On 01/17/17 20:46, Ian Lepore wrote:
Does this matter for the first tick? How often is configtimer() called?
> As I said, it is called at runtime when profclock is started / stopped, not
> just at boot.  Those changes at runtime probably have existing callouts
> active and your change will not process any callouts until the next hardclock
> tick fires (but only because you are setting nextcallopt to the bogus
> 'next' value).
On some platforms, configtimer() can be called quite often.  Power
saving modes can change the frequency of the timer, and systems that
suppport such dynamic frequency scaling call configtimer()
(via cpu_et_frequency()) to handle the changes.

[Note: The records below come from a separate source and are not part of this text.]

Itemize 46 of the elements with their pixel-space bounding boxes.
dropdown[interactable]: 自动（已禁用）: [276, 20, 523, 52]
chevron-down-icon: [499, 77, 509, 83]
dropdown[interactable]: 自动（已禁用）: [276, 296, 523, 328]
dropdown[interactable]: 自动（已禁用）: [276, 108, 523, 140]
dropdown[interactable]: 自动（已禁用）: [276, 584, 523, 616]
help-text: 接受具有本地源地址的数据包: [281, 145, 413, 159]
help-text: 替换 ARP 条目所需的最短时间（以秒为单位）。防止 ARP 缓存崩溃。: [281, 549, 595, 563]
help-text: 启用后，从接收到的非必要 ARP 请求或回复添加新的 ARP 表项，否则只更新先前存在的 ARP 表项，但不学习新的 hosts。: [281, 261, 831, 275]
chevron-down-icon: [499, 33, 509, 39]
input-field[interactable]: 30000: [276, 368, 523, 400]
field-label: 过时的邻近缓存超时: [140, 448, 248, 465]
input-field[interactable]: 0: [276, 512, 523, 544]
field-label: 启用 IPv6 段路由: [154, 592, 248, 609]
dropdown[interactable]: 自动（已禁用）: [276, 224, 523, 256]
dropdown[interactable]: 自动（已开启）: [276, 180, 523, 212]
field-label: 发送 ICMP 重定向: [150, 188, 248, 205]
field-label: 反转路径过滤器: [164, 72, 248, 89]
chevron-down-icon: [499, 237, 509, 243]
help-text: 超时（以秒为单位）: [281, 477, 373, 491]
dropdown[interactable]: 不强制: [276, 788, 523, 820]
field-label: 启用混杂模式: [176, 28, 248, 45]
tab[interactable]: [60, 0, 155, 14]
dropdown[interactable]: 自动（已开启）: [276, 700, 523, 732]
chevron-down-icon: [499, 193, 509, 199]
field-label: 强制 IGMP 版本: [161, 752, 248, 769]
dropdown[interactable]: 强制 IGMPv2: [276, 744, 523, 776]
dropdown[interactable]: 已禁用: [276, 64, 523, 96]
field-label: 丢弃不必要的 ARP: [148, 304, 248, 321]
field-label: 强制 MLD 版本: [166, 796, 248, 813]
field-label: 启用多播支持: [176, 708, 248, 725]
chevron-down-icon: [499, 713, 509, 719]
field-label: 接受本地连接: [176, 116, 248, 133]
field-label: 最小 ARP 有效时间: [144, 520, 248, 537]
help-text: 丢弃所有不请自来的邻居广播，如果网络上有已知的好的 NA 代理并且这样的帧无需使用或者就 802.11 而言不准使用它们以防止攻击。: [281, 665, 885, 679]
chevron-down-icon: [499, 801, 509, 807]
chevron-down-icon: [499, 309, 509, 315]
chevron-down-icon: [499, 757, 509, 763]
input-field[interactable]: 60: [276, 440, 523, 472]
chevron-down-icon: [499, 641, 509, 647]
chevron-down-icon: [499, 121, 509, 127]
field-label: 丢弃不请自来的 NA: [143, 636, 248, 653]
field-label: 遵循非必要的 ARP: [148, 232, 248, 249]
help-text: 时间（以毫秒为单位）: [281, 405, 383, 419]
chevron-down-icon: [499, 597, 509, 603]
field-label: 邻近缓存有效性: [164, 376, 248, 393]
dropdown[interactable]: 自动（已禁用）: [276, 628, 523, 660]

I propose the following patch then:

diff --git a/sys/kern/kern_clocksource.c b/sys/kern/kern_clocksource.c
index 7f7769d..5ae925b 100644
--- a/sys/kern/kern_clocksource.c
+++ b/sys/kern/kern_clocksource.c
@@ -511,8 +511,13 @@ configtimer(int start)
                        state->nexthard = next;
                        state->nextstat = next;
                        state->nextprof = next;
-                       state->nextcall = next;
-                       state->nextcallopt = next;
+                       /*
+                        * Force callout_process() to be called
+                        * instantly, so that the correct value of
+                        * "nextcall" can be computed:
+                        */
+                       state->nextcall = SBT_MAX;
+                       state->nextcallopt = now + 1;
                busy = 0;

Then there is no problem having to wait for the next tick or anything, like John Baldwin pointed out.